Für manche Bodenbelagsklebstoffe verwenden wir zudem Balsamharz-Derivate oder REA-Gips in Spachtelmassen. Der Gips stammt dabei aus Rauchgas-Entschwefelungs-Anlagen (REA). Bei der Entwicklung der neuen PU-Beschichtung Arturo Mistral wurde ein fossiler Rohstoff durch eine nachwachsende Komponente ersetzt. Hieraus resultierte eine neuartige mineralisch anmutende Oberflächenstruktur. Zudem lässt sich das Material gut recyceln.
Philipp Utz: Serielles Bauen, Vorfertigung, digitale Prozesse – wie können Bodensysteme in Zukunft in diesem Zusammenhang nachhaltig eingesetzt werden?
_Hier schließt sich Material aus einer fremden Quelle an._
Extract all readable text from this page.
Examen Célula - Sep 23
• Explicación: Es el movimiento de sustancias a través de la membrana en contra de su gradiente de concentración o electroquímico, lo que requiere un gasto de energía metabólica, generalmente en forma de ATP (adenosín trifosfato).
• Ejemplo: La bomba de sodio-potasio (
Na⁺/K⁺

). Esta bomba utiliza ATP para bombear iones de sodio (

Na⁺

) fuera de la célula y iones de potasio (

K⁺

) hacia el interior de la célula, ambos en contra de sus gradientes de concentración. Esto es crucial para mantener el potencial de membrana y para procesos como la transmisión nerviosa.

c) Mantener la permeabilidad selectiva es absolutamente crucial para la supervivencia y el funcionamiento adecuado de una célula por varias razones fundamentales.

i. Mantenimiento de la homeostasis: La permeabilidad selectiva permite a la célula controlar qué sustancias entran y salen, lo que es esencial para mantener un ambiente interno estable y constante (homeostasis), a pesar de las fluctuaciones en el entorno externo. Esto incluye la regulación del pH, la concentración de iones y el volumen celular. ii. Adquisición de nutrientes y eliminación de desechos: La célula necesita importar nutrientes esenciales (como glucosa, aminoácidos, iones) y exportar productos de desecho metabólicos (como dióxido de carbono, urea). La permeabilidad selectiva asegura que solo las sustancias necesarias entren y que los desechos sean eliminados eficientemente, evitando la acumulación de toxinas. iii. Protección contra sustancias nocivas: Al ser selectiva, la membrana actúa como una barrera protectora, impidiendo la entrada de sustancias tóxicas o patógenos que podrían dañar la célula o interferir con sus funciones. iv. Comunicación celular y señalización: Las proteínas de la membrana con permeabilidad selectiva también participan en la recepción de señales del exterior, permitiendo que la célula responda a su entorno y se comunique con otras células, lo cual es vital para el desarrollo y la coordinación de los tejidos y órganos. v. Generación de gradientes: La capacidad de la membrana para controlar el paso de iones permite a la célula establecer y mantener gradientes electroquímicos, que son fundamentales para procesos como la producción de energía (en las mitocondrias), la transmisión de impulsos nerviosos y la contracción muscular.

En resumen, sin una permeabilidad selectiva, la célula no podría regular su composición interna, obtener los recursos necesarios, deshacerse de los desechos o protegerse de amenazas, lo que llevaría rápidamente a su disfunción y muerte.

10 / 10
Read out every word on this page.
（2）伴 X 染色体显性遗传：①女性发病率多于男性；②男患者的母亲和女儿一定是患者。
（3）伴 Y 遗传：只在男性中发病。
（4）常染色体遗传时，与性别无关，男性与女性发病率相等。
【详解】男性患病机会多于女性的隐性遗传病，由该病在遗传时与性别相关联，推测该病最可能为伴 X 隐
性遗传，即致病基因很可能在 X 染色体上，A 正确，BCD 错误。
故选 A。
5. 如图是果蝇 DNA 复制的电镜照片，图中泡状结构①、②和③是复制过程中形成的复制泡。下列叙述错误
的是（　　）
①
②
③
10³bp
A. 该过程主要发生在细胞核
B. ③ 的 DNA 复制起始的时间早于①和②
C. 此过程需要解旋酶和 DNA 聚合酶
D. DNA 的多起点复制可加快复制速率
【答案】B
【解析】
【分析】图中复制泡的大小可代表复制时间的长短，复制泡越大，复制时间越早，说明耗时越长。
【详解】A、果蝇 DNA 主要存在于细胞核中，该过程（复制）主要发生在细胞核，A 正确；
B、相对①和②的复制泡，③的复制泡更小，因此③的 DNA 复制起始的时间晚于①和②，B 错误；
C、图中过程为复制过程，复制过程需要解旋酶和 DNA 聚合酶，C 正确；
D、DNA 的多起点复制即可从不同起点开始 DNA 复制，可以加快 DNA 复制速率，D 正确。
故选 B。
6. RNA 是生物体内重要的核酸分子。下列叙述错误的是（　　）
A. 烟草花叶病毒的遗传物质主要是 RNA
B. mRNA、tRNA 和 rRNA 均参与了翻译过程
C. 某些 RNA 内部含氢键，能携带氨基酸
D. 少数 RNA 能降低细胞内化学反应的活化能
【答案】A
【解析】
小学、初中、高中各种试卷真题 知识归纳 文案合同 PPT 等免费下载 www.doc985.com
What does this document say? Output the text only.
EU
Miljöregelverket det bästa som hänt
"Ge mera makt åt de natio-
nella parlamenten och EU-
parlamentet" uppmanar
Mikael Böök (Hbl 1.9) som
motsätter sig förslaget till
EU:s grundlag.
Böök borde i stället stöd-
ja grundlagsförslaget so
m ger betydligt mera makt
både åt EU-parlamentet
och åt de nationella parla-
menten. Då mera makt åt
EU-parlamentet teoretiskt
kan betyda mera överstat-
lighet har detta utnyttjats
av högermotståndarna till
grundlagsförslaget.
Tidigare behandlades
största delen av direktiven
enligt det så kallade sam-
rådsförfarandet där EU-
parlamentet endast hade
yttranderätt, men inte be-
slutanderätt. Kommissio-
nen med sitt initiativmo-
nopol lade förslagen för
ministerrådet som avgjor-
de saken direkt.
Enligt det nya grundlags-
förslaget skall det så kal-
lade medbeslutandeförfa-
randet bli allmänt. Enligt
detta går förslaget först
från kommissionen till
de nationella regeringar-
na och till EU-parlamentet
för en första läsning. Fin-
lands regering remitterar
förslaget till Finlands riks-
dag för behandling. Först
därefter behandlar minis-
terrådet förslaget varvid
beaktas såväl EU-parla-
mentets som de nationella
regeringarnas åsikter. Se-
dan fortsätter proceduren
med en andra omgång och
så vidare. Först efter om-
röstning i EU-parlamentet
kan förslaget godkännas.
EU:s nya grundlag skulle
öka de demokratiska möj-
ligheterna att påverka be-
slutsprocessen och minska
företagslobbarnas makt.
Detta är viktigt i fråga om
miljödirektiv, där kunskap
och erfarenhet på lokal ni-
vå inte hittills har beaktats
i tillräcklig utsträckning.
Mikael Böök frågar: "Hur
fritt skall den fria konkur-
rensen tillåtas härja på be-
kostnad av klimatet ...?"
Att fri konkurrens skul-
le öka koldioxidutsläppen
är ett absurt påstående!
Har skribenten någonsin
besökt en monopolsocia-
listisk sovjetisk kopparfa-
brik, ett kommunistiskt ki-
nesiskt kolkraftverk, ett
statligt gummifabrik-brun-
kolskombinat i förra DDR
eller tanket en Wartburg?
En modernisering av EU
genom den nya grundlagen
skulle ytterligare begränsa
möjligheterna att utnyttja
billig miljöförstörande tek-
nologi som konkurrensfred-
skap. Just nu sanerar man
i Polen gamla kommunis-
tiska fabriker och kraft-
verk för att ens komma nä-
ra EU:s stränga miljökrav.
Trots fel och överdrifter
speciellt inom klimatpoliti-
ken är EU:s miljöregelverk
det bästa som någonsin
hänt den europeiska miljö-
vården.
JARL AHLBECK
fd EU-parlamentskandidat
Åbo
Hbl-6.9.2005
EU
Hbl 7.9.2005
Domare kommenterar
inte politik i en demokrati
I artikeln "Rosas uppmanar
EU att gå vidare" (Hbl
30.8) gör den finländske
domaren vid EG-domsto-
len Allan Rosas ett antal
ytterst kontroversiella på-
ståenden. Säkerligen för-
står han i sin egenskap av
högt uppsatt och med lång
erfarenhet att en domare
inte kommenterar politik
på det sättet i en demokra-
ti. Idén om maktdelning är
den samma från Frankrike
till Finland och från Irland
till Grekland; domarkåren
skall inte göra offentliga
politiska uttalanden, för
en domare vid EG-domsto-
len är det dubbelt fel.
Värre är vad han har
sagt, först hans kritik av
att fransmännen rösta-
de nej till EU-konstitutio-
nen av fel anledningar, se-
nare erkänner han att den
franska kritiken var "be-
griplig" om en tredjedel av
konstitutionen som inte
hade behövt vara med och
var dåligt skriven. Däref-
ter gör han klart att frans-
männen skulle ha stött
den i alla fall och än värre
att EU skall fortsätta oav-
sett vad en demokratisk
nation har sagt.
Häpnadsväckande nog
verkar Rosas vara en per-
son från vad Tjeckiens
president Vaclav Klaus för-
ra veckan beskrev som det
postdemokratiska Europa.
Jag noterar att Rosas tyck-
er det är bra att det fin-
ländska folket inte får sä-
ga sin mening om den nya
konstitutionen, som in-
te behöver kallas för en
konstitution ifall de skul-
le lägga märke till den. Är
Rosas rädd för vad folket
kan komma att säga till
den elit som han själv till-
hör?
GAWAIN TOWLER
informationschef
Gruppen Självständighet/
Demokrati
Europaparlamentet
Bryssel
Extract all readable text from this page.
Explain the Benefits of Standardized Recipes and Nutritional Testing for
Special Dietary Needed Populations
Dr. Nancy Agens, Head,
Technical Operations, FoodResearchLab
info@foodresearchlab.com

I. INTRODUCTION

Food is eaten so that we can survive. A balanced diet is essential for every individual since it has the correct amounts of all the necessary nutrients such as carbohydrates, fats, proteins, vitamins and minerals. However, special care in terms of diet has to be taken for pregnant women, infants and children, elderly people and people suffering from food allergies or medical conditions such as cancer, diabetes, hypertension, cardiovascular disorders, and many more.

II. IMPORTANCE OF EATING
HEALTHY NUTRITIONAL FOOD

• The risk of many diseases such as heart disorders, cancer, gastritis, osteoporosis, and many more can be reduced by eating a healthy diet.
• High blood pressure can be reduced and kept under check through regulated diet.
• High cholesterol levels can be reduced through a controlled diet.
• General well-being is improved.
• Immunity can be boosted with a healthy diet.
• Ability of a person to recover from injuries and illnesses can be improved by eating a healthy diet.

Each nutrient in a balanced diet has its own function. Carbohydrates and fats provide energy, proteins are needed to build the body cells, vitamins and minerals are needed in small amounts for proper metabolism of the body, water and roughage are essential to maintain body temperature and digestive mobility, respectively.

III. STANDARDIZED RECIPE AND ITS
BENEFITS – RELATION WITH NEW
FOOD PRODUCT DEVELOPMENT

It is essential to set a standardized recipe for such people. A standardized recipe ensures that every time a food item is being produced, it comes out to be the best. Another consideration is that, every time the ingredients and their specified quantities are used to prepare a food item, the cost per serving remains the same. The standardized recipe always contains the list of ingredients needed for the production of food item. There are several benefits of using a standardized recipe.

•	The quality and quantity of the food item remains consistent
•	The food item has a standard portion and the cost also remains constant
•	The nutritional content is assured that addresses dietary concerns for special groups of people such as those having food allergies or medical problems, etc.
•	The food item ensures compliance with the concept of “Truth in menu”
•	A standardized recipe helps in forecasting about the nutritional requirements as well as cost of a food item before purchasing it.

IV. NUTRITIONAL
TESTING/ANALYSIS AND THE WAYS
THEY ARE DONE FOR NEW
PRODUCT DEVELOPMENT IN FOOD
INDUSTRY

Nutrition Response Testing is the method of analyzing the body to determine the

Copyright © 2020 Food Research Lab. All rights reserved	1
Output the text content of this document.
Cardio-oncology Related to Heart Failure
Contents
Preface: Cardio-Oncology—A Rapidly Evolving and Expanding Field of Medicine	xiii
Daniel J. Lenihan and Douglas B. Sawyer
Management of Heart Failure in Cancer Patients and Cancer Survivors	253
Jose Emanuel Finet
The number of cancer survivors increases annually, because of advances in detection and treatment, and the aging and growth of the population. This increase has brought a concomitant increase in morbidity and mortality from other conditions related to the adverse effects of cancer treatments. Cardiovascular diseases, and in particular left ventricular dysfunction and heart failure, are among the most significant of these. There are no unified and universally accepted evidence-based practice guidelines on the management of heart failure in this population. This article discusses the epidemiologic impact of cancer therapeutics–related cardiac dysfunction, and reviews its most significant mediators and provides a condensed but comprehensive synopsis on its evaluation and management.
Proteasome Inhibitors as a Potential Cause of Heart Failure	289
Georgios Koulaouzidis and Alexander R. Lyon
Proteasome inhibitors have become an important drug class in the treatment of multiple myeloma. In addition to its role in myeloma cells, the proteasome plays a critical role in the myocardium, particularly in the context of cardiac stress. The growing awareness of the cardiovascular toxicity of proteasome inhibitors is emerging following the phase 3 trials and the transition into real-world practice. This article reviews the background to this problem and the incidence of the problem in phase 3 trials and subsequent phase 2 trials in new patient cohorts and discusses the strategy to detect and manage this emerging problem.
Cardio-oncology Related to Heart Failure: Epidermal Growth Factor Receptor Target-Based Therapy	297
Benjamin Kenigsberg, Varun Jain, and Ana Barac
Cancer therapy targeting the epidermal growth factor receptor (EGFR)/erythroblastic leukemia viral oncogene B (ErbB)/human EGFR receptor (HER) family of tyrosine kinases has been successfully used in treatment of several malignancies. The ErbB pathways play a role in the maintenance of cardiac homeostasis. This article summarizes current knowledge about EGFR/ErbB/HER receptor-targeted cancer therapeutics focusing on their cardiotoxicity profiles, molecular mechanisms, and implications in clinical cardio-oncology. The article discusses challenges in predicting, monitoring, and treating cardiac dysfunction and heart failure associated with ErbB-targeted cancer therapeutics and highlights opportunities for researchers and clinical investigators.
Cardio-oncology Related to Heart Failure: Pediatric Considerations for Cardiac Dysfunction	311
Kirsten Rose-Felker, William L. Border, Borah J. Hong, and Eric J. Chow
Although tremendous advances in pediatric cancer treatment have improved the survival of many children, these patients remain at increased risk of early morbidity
Laut Expertenmeinung könnten mit standardisierten Bauweisen und einem höheren Grad an Vorfertigung viele Gebäude schneller und mit geringeren Kosten errichtet werden. Dazu müssen digitale Prozesse vorangetrieben und vereinheitlicht werden. Die Konstruktionsdatenbank BIM, in der auch die Daten unserer Produkte bereits seit 2019 für alle bauchemischen Volumenprodukte dem Planer, Architekten und Bauträger zur Verfügung stehen, bietet beispielsweise den Vorteil, dass unterschiedlichste Gewerke über den gesamten Lebenszyklus eines Gebäudes reibungslos zusammenarbeiten können. Im Optimalfall werden dadurch Abläufe effizienter gestaltet, was im Hinblick auf die Situation der aktuellen Kosten- und Materialentwicklungen nicht unerheblich ist. Durch funktionierende Abläufe können auch Ressourcen gezielter zum Einsatz kommen, was den Grundgedanken zum nachhaltigeren Bauen unterstützt. Diese Tools immer weiter zu optimieren und dadurch Ressourcen optimal einzusetzen, ist die größte Chance, wie auch unsere Produkte in Zukunft so nachhaltig wie möglich eingesetzt werden können.